During lunch my mind naturally wondered, 'what's for dinner Cliff?' Knowing the dietary restrictions of our group of 3, his vague answer had me worried and hungry. Per the arrangements our trusty guide would prepare "dinner" for us 3 out of the 5 nights at Kruger park. Once arriving at the supermarket just outside the park's main gate, I was easily distracted by the local produce, cuts of meat and one women's use of an obvious bath towel wrapped into skirt [#PeopleOfWalmart got nothing on her]. 

Over the years I've come to accept the more control I have over my diet while traveling, ultimately leads to a much better experience for myself and my travel companions. Yes it does take away the whimsy of sitting down at a random cafe to enjoyed a freshly baked pan au chocolate or scone but I've found these places often serve wine and wine can be filled with just as much whimsy, if not more. As Cliff picked up the 'rations' of bread, yogurt and eggs, I continued to shop to supliment my gluten, dairy and egg free diet.   

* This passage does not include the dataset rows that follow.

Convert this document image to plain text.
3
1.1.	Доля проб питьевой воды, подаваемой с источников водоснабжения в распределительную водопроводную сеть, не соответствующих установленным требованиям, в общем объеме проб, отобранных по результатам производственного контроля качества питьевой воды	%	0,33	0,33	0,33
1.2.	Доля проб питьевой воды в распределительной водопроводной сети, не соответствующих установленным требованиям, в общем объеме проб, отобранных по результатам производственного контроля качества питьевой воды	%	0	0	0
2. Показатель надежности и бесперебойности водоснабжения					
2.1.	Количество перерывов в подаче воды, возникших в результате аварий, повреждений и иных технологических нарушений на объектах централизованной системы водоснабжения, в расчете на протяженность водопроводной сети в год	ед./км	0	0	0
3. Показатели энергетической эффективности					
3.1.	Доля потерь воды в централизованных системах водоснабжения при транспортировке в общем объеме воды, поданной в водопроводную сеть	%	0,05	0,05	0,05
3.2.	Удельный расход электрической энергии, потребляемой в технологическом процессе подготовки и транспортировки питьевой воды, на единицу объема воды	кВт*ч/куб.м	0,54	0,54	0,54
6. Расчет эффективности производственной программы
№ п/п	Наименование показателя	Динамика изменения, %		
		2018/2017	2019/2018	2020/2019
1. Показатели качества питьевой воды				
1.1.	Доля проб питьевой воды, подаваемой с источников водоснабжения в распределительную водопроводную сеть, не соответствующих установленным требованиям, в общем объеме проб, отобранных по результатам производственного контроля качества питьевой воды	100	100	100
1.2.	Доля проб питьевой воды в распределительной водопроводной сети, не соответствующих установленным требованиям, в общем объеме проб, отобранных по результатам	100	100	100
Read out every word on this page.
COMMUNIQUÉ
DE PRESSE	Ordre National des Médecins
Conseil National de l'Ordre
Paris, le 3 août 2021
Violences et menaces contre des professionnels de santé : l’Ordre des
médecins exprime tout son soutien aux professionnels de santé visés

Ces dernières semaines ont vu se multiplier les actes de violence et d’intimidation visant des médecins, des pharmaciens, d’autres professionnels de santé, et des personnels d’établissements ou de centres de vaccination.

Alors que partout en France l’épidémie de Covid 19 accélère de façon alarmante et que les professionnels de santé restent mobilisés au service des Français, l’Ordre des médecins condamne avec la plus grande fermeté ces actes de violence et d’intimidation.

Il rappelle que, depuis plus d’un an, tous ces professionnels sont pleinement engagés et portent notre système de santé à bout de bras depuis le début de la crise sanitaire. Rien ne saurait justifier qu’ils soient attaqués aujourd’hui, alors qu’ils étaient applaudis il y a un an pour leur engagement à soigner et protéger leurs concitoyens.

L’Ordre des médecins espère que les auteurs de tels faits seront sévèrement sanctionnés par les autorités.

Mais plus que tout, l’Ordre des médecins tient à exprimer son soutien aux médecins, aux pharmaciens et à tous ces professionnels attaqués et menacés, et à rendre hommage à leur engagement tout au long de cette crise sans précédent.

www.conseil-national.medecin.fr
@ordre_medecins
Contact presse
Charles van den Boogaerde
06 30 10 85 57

Upon entering the park we were greated with warm smiles and hospitable hello's. Within miles of passing through the gates the animals came to say hello. First antelope, then impalas, a heard of zebras, baboons, and then there was the elephants - by far the highlight of our animal sightseeing. And when cousin Kathy exclaimed, "what big ears! No wonder dumbo could fly."  I was in complete agreement.

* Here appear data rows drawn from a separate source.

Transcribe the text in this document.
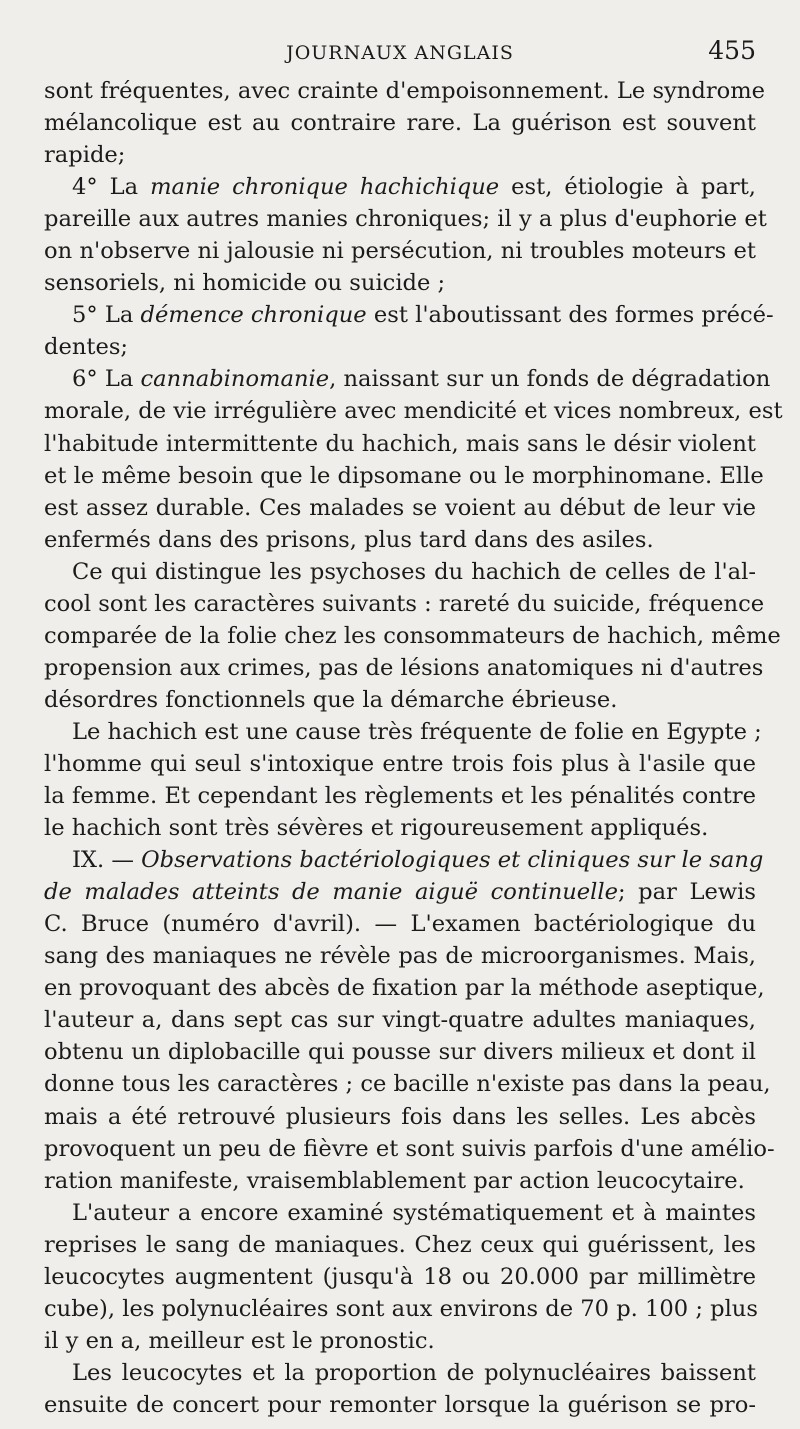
JOURNAUX ANGLAIS	455
sont fréquentes, avec crainte d'empoisonnement. Le syndrome
mélancolique est au contraire rare. La guérison est souvent
rapide;
4° La manie chronique hachichique est, étiologie à part,
pareille aux autres manies chroniques; il y a plus d'euphorie et
on n'observe ni jalousie ni persécution, ni troubles moteurs et
sensoriels, ni homicide ou suicide ;
5° La démence chronique est l'aboutissant des formes précé-
dentes;
6° La cannabinomanie, naissant sur un fonds de dégradation
morale, de vie irrégulière avec mendicité et vices nombreux, est
l'habitude intermittente du hachich, mais sans le désir violent
et le même besoin que le dipsomane ou le morphinomane. Elle
est assez durable. Ces malades se voient au début de leur vie
enfermés dans des prisons, plus tard dans des asiles.
Ce qui distingue les psychoses du hachich de celles de l'al-
cool sont les caractères suivants : rareté du suicide, fréquence
comparée de la folie chez les consommateurs de hachich, même
propension aux crimes, pas de lésions anatomiques ni d'autres
désordres fonctionnels que la démarche ébrieuse.
Le hachich est une cause très fréquente de folie en Egypte ;
l'homme qui seul s'intoxique entre trois fois plus à l'asile que
la femme. Et cependant les règlements et les pénalités contre
le hachich sont très sévères et rigoureusement appliqués.
IX. — Observations bactériologiques et cliniques sur le sang
de malades atteints de manie aiguë continuelle; par Lewis
C. Bruce (numéro d'avril). — L'examen bactériologique du
sang des maniaques ne révèle pas de microorganismes. Mais,
en provoquant des abcès de fixation par la méthode aseptique,
l'auteur a, dans sept cas sur vingt-quatre adultes maniaques,
obtenu un diplobacille qui pousse sur divers milieux et dont il
donne tous les caractères ; ce bacille n'existe pas dans la peau,
mais a été retrouvé plusieurs fois dans les selles. Les abcès
provoquent un peu de fièvre et sont suivis parfois d'une amélio-
ration manifeste, vraisemblablement par action leucocytaire.
L'auteur a encore examiné systématiquement et à maintes
reprises le sang de maniaques. Chez ceux qui guérissent, les
leucocytes augmentent (jusqu'à 18 ou 20.000 par millimètre
cube), les polynucléaires sont aux environs de 70 p. 100 ; plus
il y en a, meilleur est le pronostic.
Les leucocytes et la proportion de polynucléaires baissent
ensuite de concert pour remonter lorsque la guérison se pro-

After 8 1/2 hours in a tightly packed Toyota we arrived at our thatched roof 'cabin.' We dined at the camp site restaurant trying the 'classic South African beef stew.' Salty would have how I would descibe it but the deliciously crispy $1.50 glass of wine made it more than palatable. 

Day two at Kruger we ride at sunrise with a 6am drive in search of the large cats, cougars, lions, jaguars....oh my. Perhaps this will be the one time in my life I'll genuinely say, 'here kitty kitty...' 


Sunday, May 11, 2014

Washington D.C. > London > Johannesburg


Day 1, 2 and/or 3 (depending on how you define a day) complete. The 11 hour flight from London to South Africa went by relatively quickly but glad to be off plane and out of an airport. As we were getting ready to depart London Heathrow our plane was surrounded by a rainbow. That means good luck and safe travels, right? 

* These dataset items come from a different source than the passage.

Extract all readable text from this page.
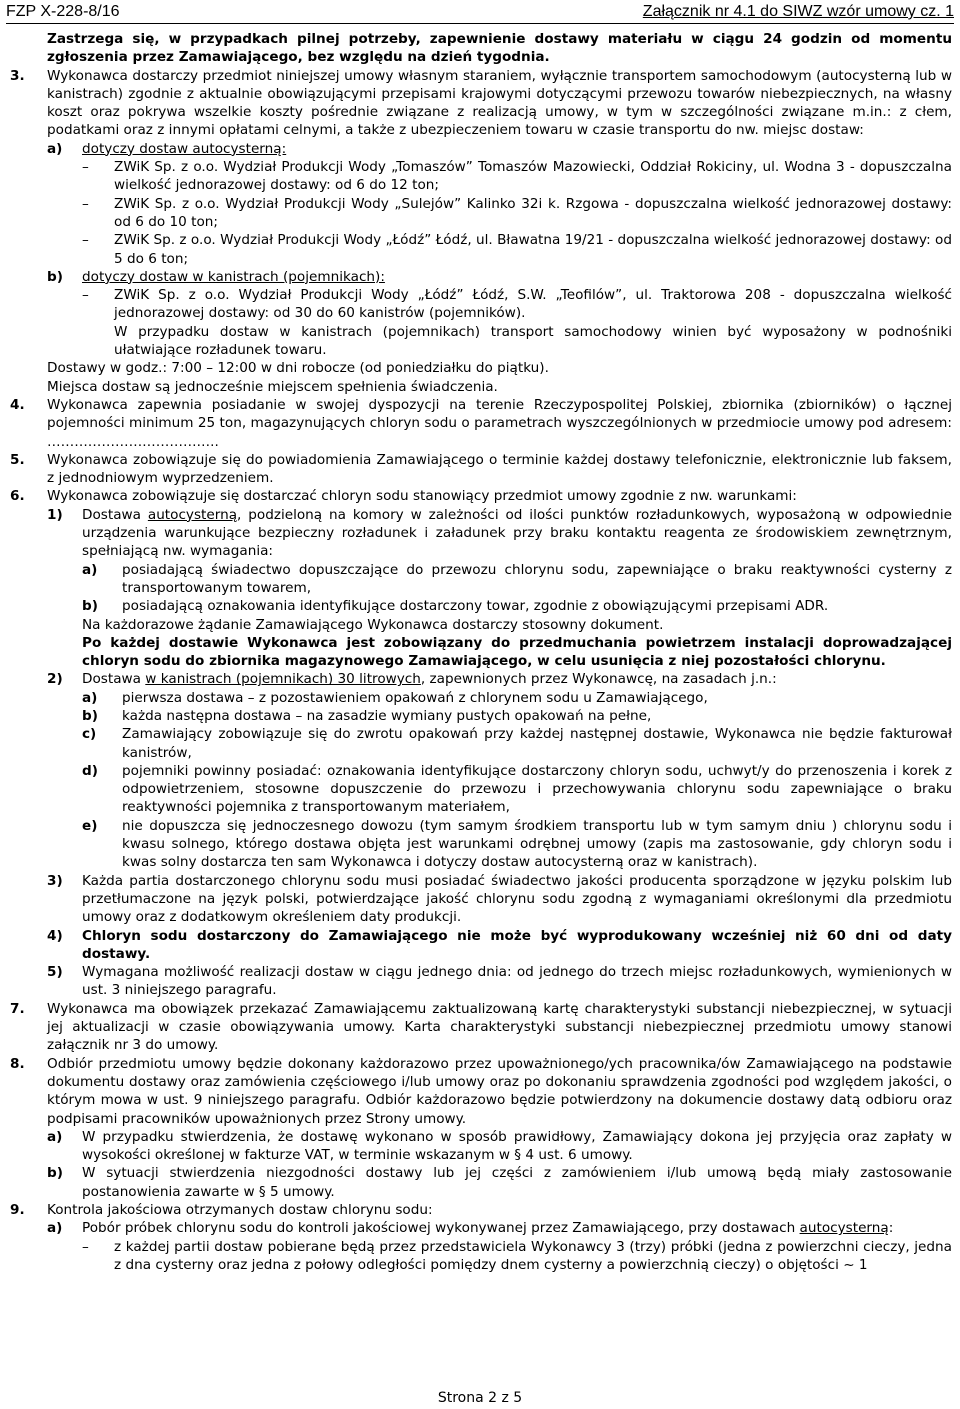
FZP X-228-8/16	Załącznik nr 4.1 do SIWZ wzór umowy cz. 1

Zastrzega się, w przypadkach pilnej potrzeby, zapewnienie dostawy materiału w ciągu 24 godzin od momentu zgłoszenia przez Zamawiającego, bez względu na dzień tygodnia.

3.	Wykonawca dostarczy przedmiot niniejszej umowy własnym staraniem, wyłącznie transportem samochodowym (autocysterną lub w kanistrach) zgodnie z aktualnie obowiązującymi przepisami krajowymi dotyczącymi przewozu towarów niebezpiecznych, na własny koszt oraz pokrywa wszelkie koszty pośrednie związane z realizacją umowy, w tym w szczególności związane m.in.: z cłem, podatkami oraz z innymi opłatami celnymi, a także z ubezpieczeniem towaru w czasie transportu do nw. miejsc dostaw:

a) dotyczy dostaw autocysterną:

– ZWiK Sp. z o.o. Wydział Produkcji Wody „Tomaszów” Tomaszów Mazowiecki, Oddział Rokiciny, ul. Wodna 3 - dopuszczalna wielkość jednorazowej dostawy: od 6 do 12 ton;

– ZWiK Sp. z o.o. Wydział Produkcji Wody „Sulejów” Kalinko 32i k. Rzgowa - dopuszczalna wielkość jednorazowej dostawy: od 6 do 10 ton;

– ZWiK Sp. z o.o. Wydział Produkcji Wody „Łódź” Łódź, ul. Bławatna 19/21 - dopuszczalna wielkość jednorazowej dostawy: od 5 do 6 ton;

b) dotyczy dostaw w kanistrach (pojemnikach):

– ZWiK Sp. z o.o. Wydział Produkcji Wody „Łódź” Łódź, S.W. „Teofilów”, ul. Traktorowa 208 - dopuszczalna wielkość jednorazowej dostawy: od 30 do 60 kanistrów (pojemników).

W przypadku dostaw w kanistrach (pojemnikach) transport samochodowy winien być wyposażony w podnośniki ułatwiające rozładunek towaru.

Dostawy w godz.: 7:00 – 12:00 w dni robocze (od poniedziałku do piątku).

Miejsca dostaw są jednocześnie miejscem spełnienia świadczenia.

4.	Wykonawca zapewnia posiadanie w swojej dyspozycji na terenie Rzeczypospolitej Polskiej, zbiornika (zbiorników) o łącznej pojemności minimum 25 ton, magazynujących chloryn sodu o parametrach wyszczególnionych w przedmiocie umowy pod adresem: ………………………………..

5.	Wykonawca zobowiązuje się do powiadomienia Zamawiającego o terminie każdej dostawy telefonicznie, elektronicznie lub faksem, z jednodniowym wyprzedzeniem.

6.	Wykonawca zobowiązuje się dostarczać chloryn sodu stanowiący przedmiot umowy zgodnie z nw. warunkami:

1) Dostawa autocysterną, podzieloną na komory w zależności od ilości punktów rozładunkowych, wyposażoną w odpowiednie urządzenia warunkujące bezpieczny rozładunek i załadunek przy braku kontaktu reagenta ze środowiskiem zewnętrznym, spełniającą nw. wymagania:

a) posiadającą świadectwo dopuszczające do przewozu chlorynu sodu, zapewniające o braku reaktywności cysterny z transportowanym towarem,

b) posiadającą oznakowania identyfikujące dostarczony towar, zgodnie z obowiązującymi przepisami ADR.

Na każdorazowe żądanie Zamawiającego Wykonawca dostarczy stosowny dokument.

Po każdej dostawie Wykonawca jest zobowiązany do przedmuchania powietrzem instalacji doprowadzającej chloryn sodu do zbiornika magazynowego Zamawiającego, w celu usunięcia z niej pozostałości chlorynu.

2) Dostawa w kanistrach (pojemnikach) 30 litrowych, zapewnionych przez Wykonawcę, na zasadach j.n.:

a) pierwsza dostawa – z pozostawieniem opakowań z chlorynem sodu u Zamawiającego,

b) każda następna dostawa – na zasadzie wymiany pustych opakowań na pełne,

c) Zamawiający zobowiązuje się do zwrotu opakowań przy każdej następnej dostawie, Wykonawca nie będzie fakturował kanistrów,

d) pojemniki powinny posiadać: oznakowania identyfikujące dostarczony chloryn sodu, uchwyt/y do przenoszenia i korek z odpowietrzeniem, stosowne dopuszczenie do przewozu i przechowywania chlorynu sodu zapewniające o braku reaktywności pojemnika z transportowanym materiałem,

e) nie dopuszcza się jednoczesnego dowozu (tym samym środkiem transportu lub w tym samym dniu ) chlorynu sodu i kwasu solnego, którego dostawa objęta jest warunkami odrębnej umowy (zapis ma zastosowanie, gdy chloryn sodu i kwas solny dostarcza ten sam Wykonawca i dotyczy dostaw autocysterną oraz w kanistrach).

3) Każda partia dostarczonego chlorynu sodu musi posiadać świadectwo jakości producenta sporządzone w języku polskim lub przetłumaczone na język polski, potwierdzające jakość chlorynu sodu zgodną z wymaganiami określonymi dla przedmiotu umowy oraz z dodatkowym określeniem daty produkcji.

4) Chloryn sodu dostarczony do Zamawiającego nie może być wyprodukowany wcześniej niż 60 dni od daty dostawy.

5) Wymagana możliwość realizacji dostaw w ciągu jednego dnia: od jednego do trzech miejsc rozładunkowych, wymienionych w ust. 3 niniejszego paragrafu.

7.	Wykonawca ma obowiązek przekazać Zamawiającemu zaktualizowaną kartę charakterystyki substancji niebezpiecznej, w sytuacji jej aktualizacji w czasie obowiązywania umowy. Karta charakterystyki substancji niebezpiecznej przedmiotu umowy stanowi załącznik nr 3 do umowy.

8.	Odbiór przedmiotu umowy będzie dokonany każdorazowo przez upoważnionego/ych pracownika/ów Zamawiającego na podstawie dokumentu dostawy oraz zamówienia częściowego i/lub umowy oraz po dokonaniu sprawdzenia zgodności pod względem jakości, o którym mowa w ust. 9 niniejszego paragrafu. Odbiór każdorazowo będzie potwierdzony na dokumencie dostawy datą odbioru oraz podpisami pracowników upoważnionych przez Strony umowy.

a) W przypadku stwierdzenia, że dostawę wykonano w sposób prawidłowy, Zamawiający dokona jej przyjęcia oraz zapłaty w wysokości określonej w fakturze VAT, w terminie wskazanym w § 4 ust. 6 umowy.

b) W sytuacji stwierdzenia niezgodności dostawy lub jej części z zamówieniem i/lub umową będą miały zastosowanie postanowienia zawarte w § 5 umowy.

9.	Kontrola jakościowa otrzymanych dostaw chlorynu sodu:

a) Pobór próbek chlorynu sodu do kontroli jakościowej wykonywanej przez Zamawiającego, przy dostawach autocysterną:

– z każdej partii dostaw pobierane będą przez przedstawiciela Wykonawcy 3 (trzy) próbki (jedna z powierzchni cieczy, jedna z dna cysterny oraz jedna z połowy odległości pomiędzy dnem cysterny a powierzchnią cieczy) o objętości ~ 1

Strona 2 z 5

In total, it was 18 hours of travel, leaving D.C. on Friday night and arriving in Johannesburg, or as the locals would say, Jo'burg, Sunday at 9 am local time. Upon check-in we prioritized the essentials: coffee, hot shower, lunch. The first South African dining experience wasn't adventurous nor exciting but the bunless hamburger and crispy French fries from the hotel restaurant was satisfying. Dinner was a bit more exciting, sampling the local kingklip fish with a tarragon butter sauce and seasonal mixed vegetable, including squash, cauliflower, carrots, peppers and onions. Dinner plus a bottle of wine =  $15, I think I'm going to like it here. 


Tomorrow we start our day with a 7am departure followed by a 7 hour drive to Kruger National Park, where we will be safar'ing for the next 4 days.